Pour qui s’intéresse à l’avenir de son pays, il est impensable pour Jean-Yves Archer, économiste et membre de la Société d’Economie Politique, de ne pas suivre avec intérêt les évolutions de l’Allemagne, notre voisin et premier partenaire économique.
Depuis quelques mois, on relève des sourires narquois car la conjoncture n’est pas bonne et que le pays d’Outre-Rhin est confronté à une sévère mutation industrielle notamment celle qui concerne et affecte son industrie automobile.
N’en déplaisent à ces détracteurs un peu trop plongés dans l’anti-germanisme secondaire, notre voisin demeure un pays de premier rang ne serait-ce que par la tenue de ses finances publiques.
Quand on est le premier de la classe (excédents commerciaux, excédent budgétaire, repli de la dette), il y a des critiques que l’on n’entend que d’une oreille fort distraite même si les traités de l’Union prescrivent avec force des plafonds pour ce qui concerne, précisément, les excédents commerciaux.
Écrire sur l’Allemagne devrait être simple mais comme l’avocat Jean-Pierre Mignard – européen convaincu – je retiens ma plume par rapport à ce que l’analyse suggère à mon esprit. Il est loin le temps où, comme François Mauriac, on pouvait énoncer : » J’aime tellement l’Allemagne que je préfère qu’il y en ait deux « . Désormais, il y en a une et force est de constater qu’elle fait la course en tête de notre Union monétaire.

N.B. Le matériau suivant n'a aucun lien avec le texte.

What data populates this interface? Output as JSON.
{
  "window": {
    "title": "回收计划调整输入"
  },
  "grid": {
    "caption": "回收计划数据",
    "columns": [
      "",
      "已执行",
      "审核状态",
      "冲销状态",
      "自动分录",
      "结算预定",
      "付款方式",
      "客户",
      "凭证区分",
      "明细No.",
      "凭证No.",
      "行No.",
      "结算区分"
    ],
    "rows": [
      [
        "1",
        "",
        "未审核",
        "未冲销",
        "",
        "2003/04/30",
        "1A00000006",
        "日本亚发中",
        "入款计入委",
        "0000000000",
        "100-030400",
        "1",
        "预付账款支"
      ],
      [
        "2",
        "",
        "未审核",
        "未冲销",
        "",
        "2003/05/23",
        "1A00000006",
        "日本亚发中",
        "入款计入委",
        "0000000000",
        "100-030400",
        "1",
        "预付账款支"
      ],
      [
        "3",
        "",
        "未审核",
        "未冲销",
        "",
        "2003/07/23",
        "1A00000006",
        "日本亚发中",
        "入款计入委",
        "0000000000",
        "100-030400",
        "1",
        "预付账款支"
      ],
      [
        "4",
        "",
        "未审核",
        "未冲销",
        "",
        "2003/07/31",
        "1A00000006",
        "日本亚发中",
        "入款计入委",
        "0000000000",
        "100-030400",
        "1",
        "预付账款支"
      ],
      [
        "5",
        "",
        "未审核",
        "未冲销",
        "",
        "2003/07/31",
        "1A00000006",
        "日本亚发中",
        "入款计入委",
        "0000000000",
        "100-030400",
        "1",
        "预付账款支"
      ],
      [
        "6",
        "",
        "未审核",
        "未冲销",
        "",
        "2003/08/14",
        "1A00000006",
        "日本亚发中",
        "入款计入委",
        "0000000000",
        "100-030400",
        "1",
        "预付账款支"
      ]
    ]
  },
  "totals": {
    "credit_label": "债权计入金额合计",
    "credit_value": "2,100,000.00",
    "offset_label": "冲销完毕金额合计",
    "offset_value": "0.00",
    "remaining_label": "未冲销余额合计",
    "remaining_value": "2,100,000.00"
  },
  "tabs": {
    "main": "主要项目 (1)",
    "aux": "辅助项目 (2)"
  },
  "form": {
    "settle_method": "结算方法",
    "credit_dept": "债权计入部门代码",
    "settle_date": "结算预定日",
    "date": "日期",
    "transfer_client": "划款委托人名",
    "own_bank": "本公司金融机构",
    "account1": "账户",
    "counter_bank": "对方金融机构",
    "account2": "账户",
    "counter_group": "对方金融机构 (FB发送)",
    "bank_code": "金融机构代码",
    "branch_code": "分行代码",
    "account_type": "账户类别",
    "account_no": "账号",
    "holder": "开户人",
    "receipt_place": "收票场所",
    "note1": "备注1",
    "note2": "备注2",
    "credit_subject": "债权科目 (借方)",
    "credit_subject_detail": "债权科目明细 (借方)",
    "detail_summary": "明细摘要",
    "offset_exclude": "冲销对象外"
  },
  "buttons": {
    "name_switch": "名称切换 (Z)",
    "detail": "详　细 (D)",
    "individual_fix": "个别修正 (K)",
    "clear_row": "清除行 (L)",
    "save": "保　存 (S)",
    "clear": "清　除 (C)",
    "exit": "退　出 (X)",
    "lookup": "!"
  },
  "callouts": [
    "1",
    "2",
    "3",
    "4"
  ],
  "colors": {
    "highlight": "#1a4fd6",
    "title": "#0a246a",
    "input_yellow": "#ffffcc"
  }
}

Depuis des mois, nos voisins allemands sont dans l’obligation d’accepter de se voir montrer du doigt par des accusateurs de qualité inégale. Cette forme de stigmatisation affecte l’honneur allemand et finira par avoir une forme de traduction électorale significative. L’accord ponctuel entre la CDU et l’Afd dans un Lander (où l’on va parait-il revoter) démontre à l’envi que la cartographie électorale change.
Alors que le vote de rejet était cantonné à l’ancienne RDA, désormais il se répand – comme une nouvelle lèpre – en ex-RFA.
Nombre de prises de paroles venues de différents pays (Espagne, France, Italie) visent l’Allemagne en lui imputant une large part de responsabilités dans les situations d’austérité que connaissent ces pays. Ceci parait excessif voire faux pour plusieurs raisons.
En premier lieu, l’Europe est dans un cycle quasi-récessif. Comme l’a dit, l’ancien président de la BCE, Jean-Claude Trichet : » En 2008, la crise venait des États-Unis. Désormais elle vient d’Europe « . L’émérite Jacques de Larosière ne démontre pas autre chose dans ses réflexions récentes.
En deuxième lieu, il serait intellectuellement surprenant d’oser imputer à l’Allemagne les niveaux d’endettement public de certains pays. Quelle corrélation objective et avérée établir entre les quelque 2 400 milliards d’euros de dette souveraine italienne accumulée depuis des décennies et la politique menée par l’Allemagne dans la dernière période ?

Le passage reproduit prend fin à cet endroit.